One Iranian professor, in the process of launching a graduate degree program at an American university, included 10 letters of recommendation from experts in his field and evidence of his awards and publications. Feist, his lawyer, said she felt certain his petition for a green card under the “outstanding professor” category would sail through.

Instead, she received a notice of intent to deny, reviewed by ProPublica, pointing out a slew of quibbles: The professor had published frequently in his field, but was he cited often enough? He had won awards, but the reviewing officer didn’t think they were truly prestigious. The professor had served on panels and presented at conferences, but those were not really sufficient to prove influence, the officer wrote.

“This is just one example of pretty typical aggressive requests for additional evidence that I’m seeing that are far outside of the norm that I’ve seen in the past 17 years,” Feist said.

Michael Cataliotti, an immigration lawyer in New York, recalled a case in which he printed and attached email correspondence between a client and his employer, to demonstrate the client had been offered a job. Because the email was printed from his work computer, Cataliotti’s name appeared at the top of the paper.

This seemed to confuse the USCIS official handling the case. “The document has been altered, and as such, is inadmissible,” the official wrote.

Other examples show an overly strict reading of the rules, sometimes applied incorrectly. Courtney Morgan-Greene, an immigration attorney in California, said the USCIS tried to deny a religious worker’s request for a visa extension because she had taken some time off from her job — in order to give birth, and then to mourn the death of her child after 11 months.

The response from the agency began, “While USCIS sympathizes with the death of the beneficiary’s baby,” and went on to deny the case based on the time she took off. Morgan-Greene emailed the quote to ProPublica.

USCIS policy allows breaks in employment “such as sick leave, pregnancy leave, spousal care and vacation as long as they do not exceed two years.” Morgan-Greene said her client’s two periods of leave combined did not add up to two years. “Not only is the decision incorrect as a matter of law, it shocks the conscience,” she said.
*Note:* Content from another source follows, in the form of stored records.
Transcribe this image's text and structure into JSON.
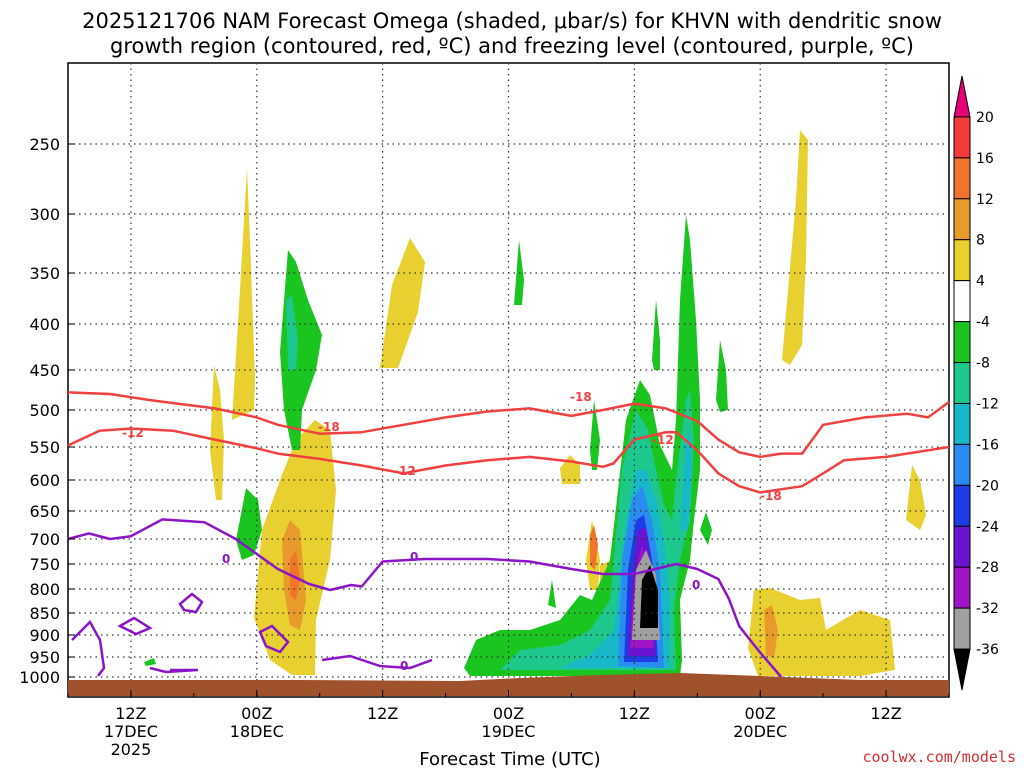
{
  "chart_data": {
    "type": "contour-time-height",
    "title_lines": [
      "2025121706 NAM Forecast Omega (shaded, μbar/s) for KHVN with dendritic snow",
      "growth region (contoured, red, ºC) and freezing level (contoured, purple, ºC)"
    ],
    "xlabel": "Forecast Time (UTC)",
    "ylabel": "",
    "credit": "coolwx.com/models",
    "y_axis": {
      "units": "hPa",
      "ticks": [
        250,
        300,
        350,
        400,
        450,
        500,
        550,
        600,
        650,
        700,
        750,
        800,
        850,
        900,
        950,
        1000
      ]
    },
    "x_axis": {
      "units": "hours from 06Z 17DEC2025",
      "range": [
        0,
        84
      ],
      "ticks": [
        {
          "hour": 6,
          "lines": [
            "12Z",
            "17DEC",
            "2025"
          ]
        },
        {
          "hour": 18,
          "lines": [
            "00Z",
            "18DEC"
          ]
        },
        {
          "hour": 30,
          "lines": [
            "12Z"
          ]
        },
        {
          "hour": 42,
          "lines": [
            "00Z",
            "19DEC"
          ]
        },
        {
          "hour": 54,
          "lines": [
            "12Z"
          ]
        },
        {
          "hour": 66,
          "lines": [
            "00Z",
            "20DEC"
          ]
        },
        {
          "hour": 78,
          "lines": [
            "12Z"
          ]
        }
      ]
    },
    "colorbar": {
      "labels": [
        "20",
        "16",
        "12",
        "8",
        "4",
        "-4",
        "-8",
        "-12",
        "-16",
        "-20",
        "-24",
        "-28",
        "-32",
        "-36"
      ],
      "colors": [
        "#e8007a",
        "#f43a3a",
        "#f0742a",
        "#e89a2a",
        "#e8d030",
        "#ffffff",
        "#19c51e",
        "#1ec88c",
        "#18b8c8",
        "#2a8cf0",
        "#1e3ce6",
        "#6a14d2",
        "#a014c8",
        "#a0a0a0",
        "#000000"
      ]
    },
    "contour_labels": {
      "dgz_minus12": "-12",
      "dgz_minus18": "-18",
      "freezing_zero": "0"
    },
    "contours": {
      "dgz_upper_minus18": {
        "level": -18,
        "color": "#f04040",
        "points": [
          [
            0,
            478
          ],
          [
            4,
            480
          ],
          [
            8,
            488
          ],
          [
            14,
            498
          ],
          [
            18,
            510
          ],
          [
            20,
            520
          ],
          [
            24,
            532
          ],
          [
            28,
            530
          ],
          [
            32,
            520
          ],
          [
            36,
            510
          ],
          [
            40,
            502
          ],
          [
            44,
            498
          ],
          [
            48,
            508
          ],
          [
            51,
            500
          ],
          [
            54,
            492
          ],
          [
            57,
            498
          ],
          [
            60,
            515
          ],
          [
            62,
            540
          ],
          [
            64,
            558
          ],
          [
            66,
            565
          ],
          [
            68,
            560
          ],
          [
            70,
            560
          ],
          [
            72,
            520
          ],
          [
            76,
            510
          ],
          [
            80,
            505
          ],
          [
            82,
            510
          ],
          [
            84,
            490
          ]
        ]
      },
      "dgz_lower_minus12": {
        "level": -12,
        "color": "#f04040",
        "points": [
          [
            0,
            548
          ],
          [
            3,
            528
          ],
          [
            6,
            525
          ],
          [
            10,
            528
          ],
          [
            14,
            540
          ],
          [
            18,
            552
          ],
          [
            20,
            560
          ],
          [
            24,
            568
          ],
          [
            28,
            578
          ],
          [
            32,
            590
          ],
          [
            36,
            578
          ],
          [
            40,
            570
          ],
          [
            44,
            565
          ],
          [
            48,
            572
          ],
          [
            51,
            580
          ],
          [
            52,
            575
          ],
          [
            54,
            540
          ],
          [
            57,
            530
          ],
          [
            58,
            530
          ],
          [
            60,
            555
          ],
          [
            62,
            590
          ],
          [
            64,
            610
          ],
          [
            66,
            620
          ],
          [
            70,
            610
          ],
          [
            72,
            590
          ],
          [
            74,
            570
          ],
          [
            78,
            565
          ],
          [
            82,
            555
          ],
          [
            84,
            550
          ]
        ]
      },
      "freezing_level_0": {
        "level": 0,
        "color": "#8c14c8",
        "points": [
          [
            0,
            700
          ],
          [
            2,
            690
          ],
          [
            4,
            700
          ],
          [
            6,
            695
          ],
          [
            9,
            665
          ],
          [
            13,
            670
          ],
          [
            16,
            700
          ],
          [
            18,
            730
          ],
          [
            20,
            760
          ],
          [
            23,
            790
          ],
          [
            25,
            802
          ],
          [
            27,
            792
          ],
          [
            28,
            795
          ],
          [
            29,
            770
          ],
          [
            30,
            745
          ],
          [
            34,
            740
          ],
          [
            40,
            740
          ],
          [
            44,
            745
          ],
          [
            48,
            760
          ],
          [
            51,
            770
          ],
          [
            54,
            770
          ],
          [
            56,
            760
          ],
          [
            58,
            750
          ],
          [
            60,
            760
          ],
          [
            62,
            780
          ],
          [
            63,
            820
          ],
          [
            64,
            880
          ],
          [
            66,
            940
          ],
          [
            68,
            1000
          ]
        ]
      }
    }
  }
}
Employers are just as frustrated as immigrants trying to obtain green cards and visas. On Aug. 22, a group of CEOs representing major US companies, including JPMorgan Chase, Cisco Systems, American Airlines, Apple, Coca-Cola and Texas Instruments, sent a letter to DHS Secretary Kirstjen Nielsen with their concerns with recent USCIS policy changes.

“Inconsistent government action and uncertainty undermines economic growth and American competitiveness and creates anxiety for employees who follow the law,” they wrote.

They added: “USCIS actions significantly increase the likelihood that a long-term employee — who has followed the rules and who has been authorized by the US government multiple times to work in the United States — will lose his or her status. All of this despite the Department of Labor having, in many cases, certified that no qualified US workers are available to do that person’s job.”

Sarah Pierce, a policy analyst at the Migration Policy Institute, said examples of H-1B misuse are “highly concerning,” but she said that there’s no clear data to prove how widespread it is. “We know there are a lot of legitimate employers that use this program as well,” she said.

Pierce said targeted approaches — such as limiting contractors from hiring H-1B workers or going after companies that mainly depend on H-1B workers — would be better solutions than a blanket approach making it difficult for all companies to hire foreign workers.

But Trump has made it clear that he would like to see a reduction in all immigration. “One thing really unique about President Trump is he views not just illegal immigration, but legal immigration through the context of it being a security threat and an economic threat to the United States,” Pierce said.

Even when cases are ultimately approved, Feist says employers have told her they will reconsider going through the process again. Workers stuck in limbo have told her they’re considering other options, too.

Cataliotti agreed the strategy seems designed to frustrate, “so either one or both parties says: Forget it, I can’t do this anymore, the position is gone, or I might as well go to Canada.”